As the security researchers who discovered this issue
explicitly state:
Ineffective fixes in PHP
Userland PHP fixes don’t work. Don’t bother:
Using unset($_SERVER['HTTP_PROXY']) does not affect the value returned from getenv(), so is not an effective mitigation
Using putenv('HTTP_PROXY=') does not work either (to be precise: it only works if that value is coming from an actual environment variable rather than a header – so, it cannot be used for mitigation)
Therefore you
CANNOT have a PHP defense. What you CAN do, and as it is explicitly stated by them, is add a line in your .htaccess file:
RequestHeader unset Proxy early
You can add this header in the custom directives to put at the bottom of the file section in .htaccess Maker (if you're using .htaccess Maker). We cannot add this to the .htaccess Maker because this line only works if you are using mod_headers. If you are not using mod_headers we would have the choice of either letting your site break or deactivate this line, giving you a false sense of security. Neither is acceptable.
The same applies for NginX and the NginX Conf Maker. Please consult https://httpoxy.org for more infomration.
In any case, since this is a server-level issue the the fix should come from your host by adding a rule in their firewall / mod_security2 setup.
For what is worth Joomla! itself
IS NOT vulnerable to this attack. The same goes for most –if not all– of its extensions. There are only very few extensions which use the affected libraries. To put things in perspective, even when Akeeba Backup was using Amazon's SDK which does indeed use Guzzle it was an old version of Guzzle (version 3) which is not vulnerable to this attack. Last time I checked Amazon had not updated their SDK to use a newer version of Guzzle so even if an extension uses the official Amazon SDK they should be safe.

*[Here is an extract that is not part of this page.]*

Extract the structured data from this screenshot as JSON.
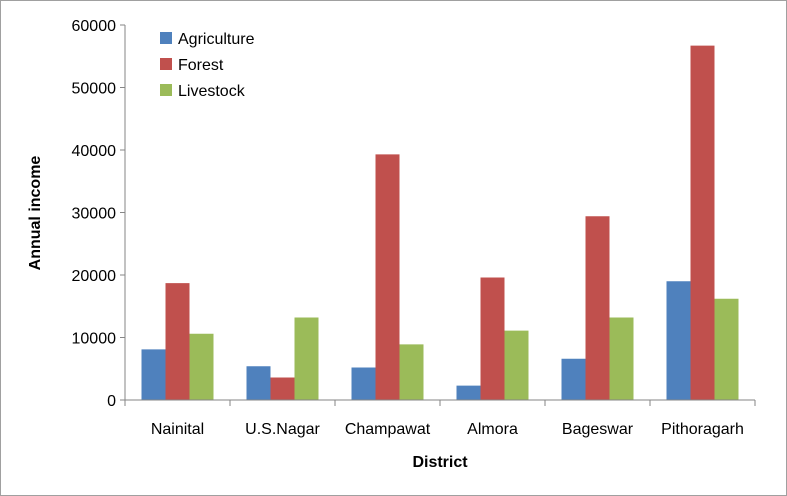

I'd dare say that the existence of a Joomla! extension which is vulnerable to this attack is quite slim.
In fact, this entire attack is a very esoteric thing, with very small surface area, blown
WAAAAAAAAAAAAAAAAAAAAAAAY out of proportion by security researchers with a very good media team (paid for by the oncoming lucrative contracts by companies who got spooked by the media site). Same deal with all previous "OMG! The sky is falling!" named vulnerabilities such as Heartbleed and so on and so forth. Yeah, sure, it's a major issue if you manage to exploit it but a. it doesn't affect that many servers as the press site wants you to think b. it wasn't that easy to exploit anyway, so no, the sky is NOT falling and c. unless your host lives under a rock they've already mitigated it at the server level, where the mitigation actually belongs in.